Benitez it has been said was a sad waste of talent, arguably the biggest waste of talent Boxing has ever seen. Benitez had a poor attitude to training, preferring luxury to hard work and often sidetracked by the fame and everything it bought to a man still so young. As the training took a back seat weaknesses began to develop as he relied on his natural talent but at the highest level you cannot get away on talent alone, it must be accompanied by hard work, retreating to the ropes due to a lack of stamina was soon becoming the norm for the out of shape Boxer. But the application, that includes beating Duran, pushing Leonard to the brink, and being outpointed by Hearns, should never be discarded. Wilfred Benitez was a masterful defensive fighter and an elegant artist of the ring. “It was hell to get him to train,” said a trainer of Wilfred’s from that time.” He thought because he is Wilfred Benitez he doesn’t have to train. I remember his father saying to him, ‘Who do you think you are fighting? A nobody? Leonard is a monster created by American TV and you have to beat him convincingly.”
The lack of training was to have near fatal repercussions, He nearly didn’t survive to be 40, much less fight until that young age. Wilfred, damaged by the onset of pugilistic dementia, was 38 when he collapsed on his mother’s living room floor and slipped into a coma. . By 1988, he was diagnosed with post-traumatic encephalopathy, a degenerative condition of the brain caused by cerebral trauma. Or more simply, he had brain damage caused by being repeatedly punched in the head.
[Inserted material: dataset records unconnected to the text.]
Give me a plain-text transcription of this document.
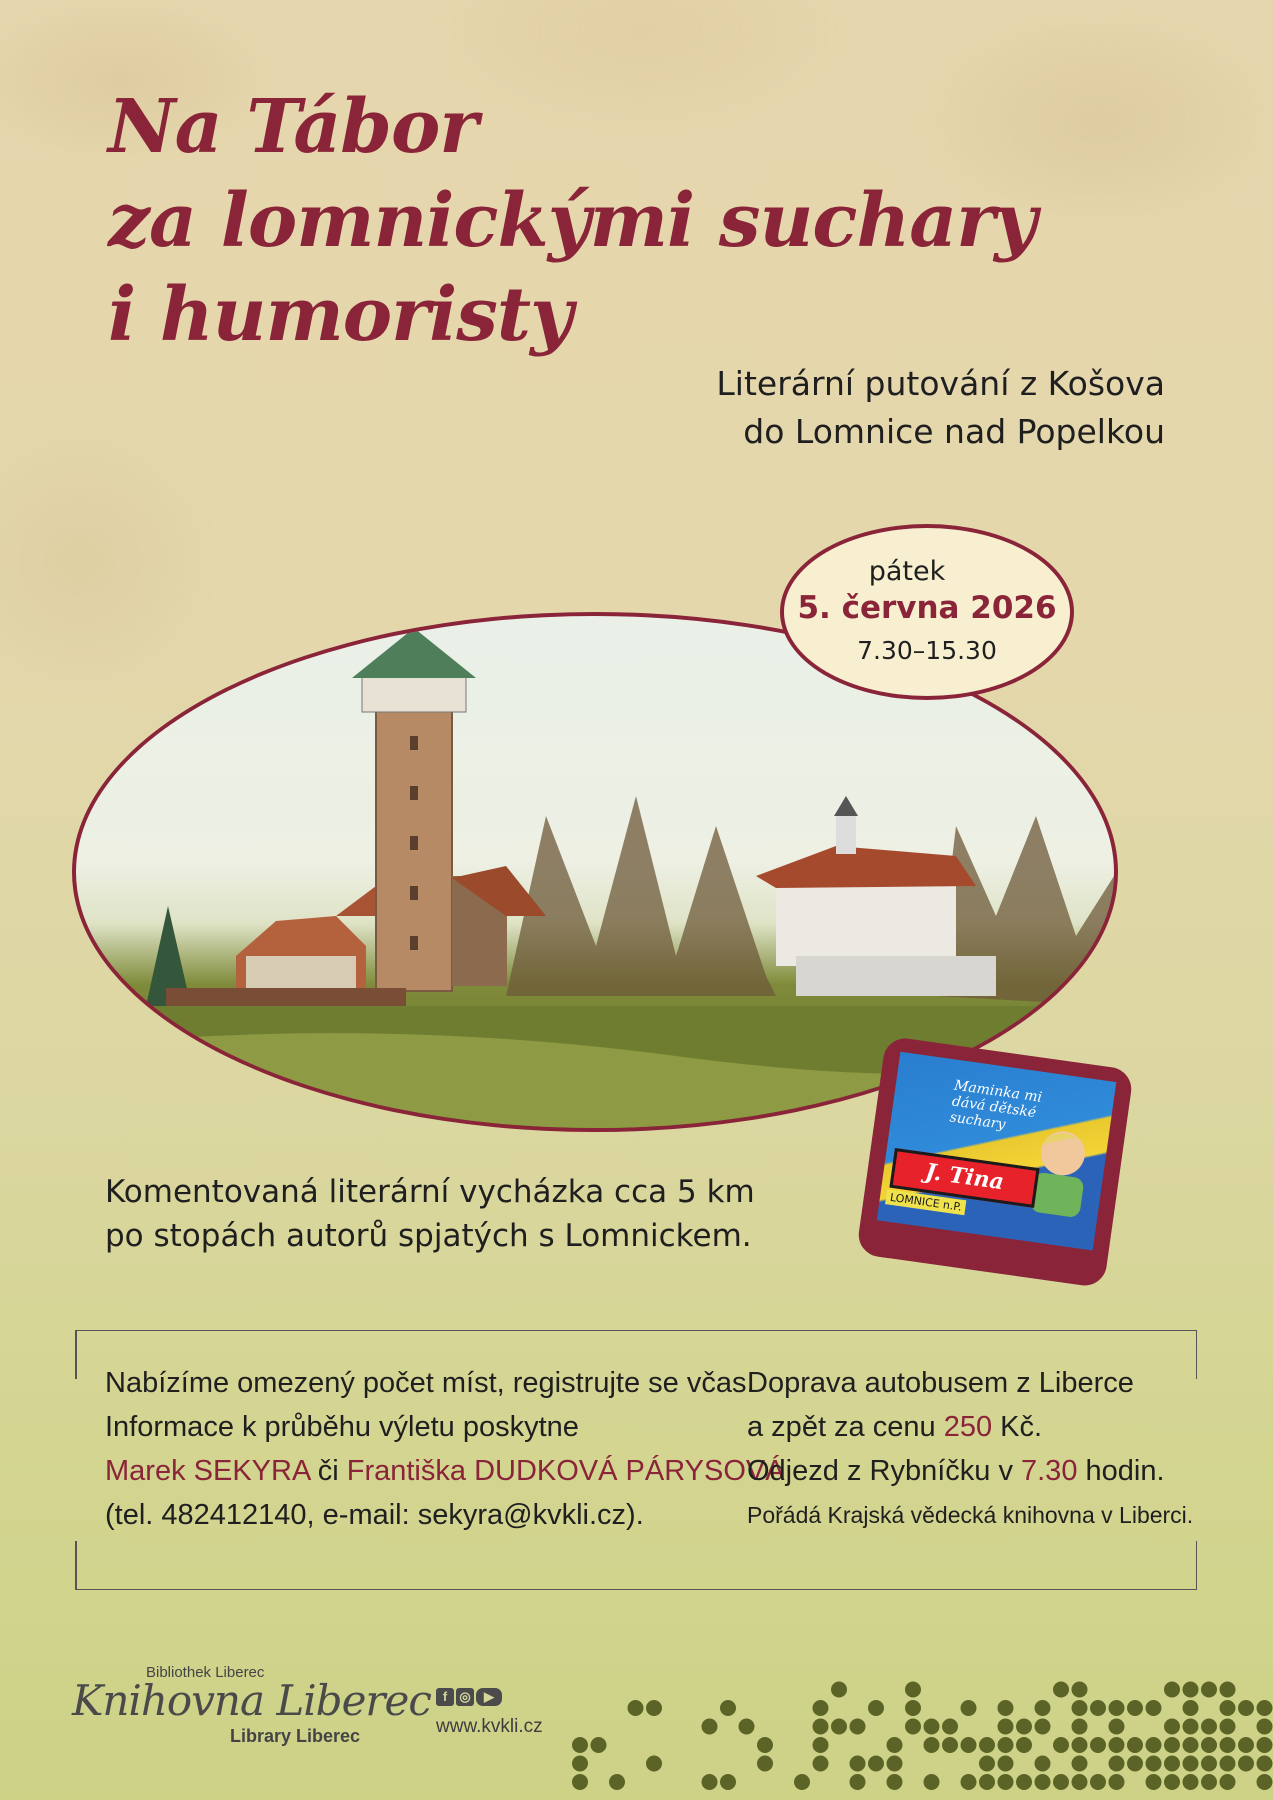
Na Tábor
za lomnickými suchary
i humoristy
Literární putování z Košova
do Lomnice nad Popelkou
pátek
5. června 2026
7.30–15.30
Maminka mi dává dětské suchary
J. Tina
LOMNICE n.P.
Komentovaná literární vycházka cca 5 km
po stopách autorů spjatých s Lomnickem.
Nabízíme omezený počet míst, registrujte se včas.
Informace k průběhu výletu poskytne
Marek SEKYRA či Františka DUDKOVÁ PÁRYSOVÁ
(tel. 482412140, e-mail: sekyra@kvkli.cz).
Doprava autobusem z Liberce
a zpět za cenu 250 Kč.
Odjezd z Rybníčku v 7.30 hodin.
Pořádá Krajská vědecká knihovna v Liberci.
Bibliothek Liberec
Knihovna Liberec
Library Liberec
f ◎	▶
www.kvkli.cz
After retiring from boxing, Benitez returned to Puerto Rico, where he lived with his mother Clara on a $200 a month pension provided by the World Boxing Council. In 1997, Wilfredo was moved permanently to a public run nursing home for medical reasons by his mother Clara, a licensed nurse
Inducted into the International Boxing Hall of Fame in 1996, he is considered among the best Puerto Rican boxers of all time, The youngest world champion in boxing history. WBA Light Welterweight Champion 1976 Mar 6 – 1977, WBC Welterweight Champion 1979 Jan 14 – 1979 Nov 30, WBC Light Middleweight Champion. Won 53 and lost 8, he was 44-1 before he lost to hearns and the downhill slide started. He now lives with his illness often unaware of the greatness he once achieved whilst many Boxing fans are also unaware of this forgotten legend of the ring.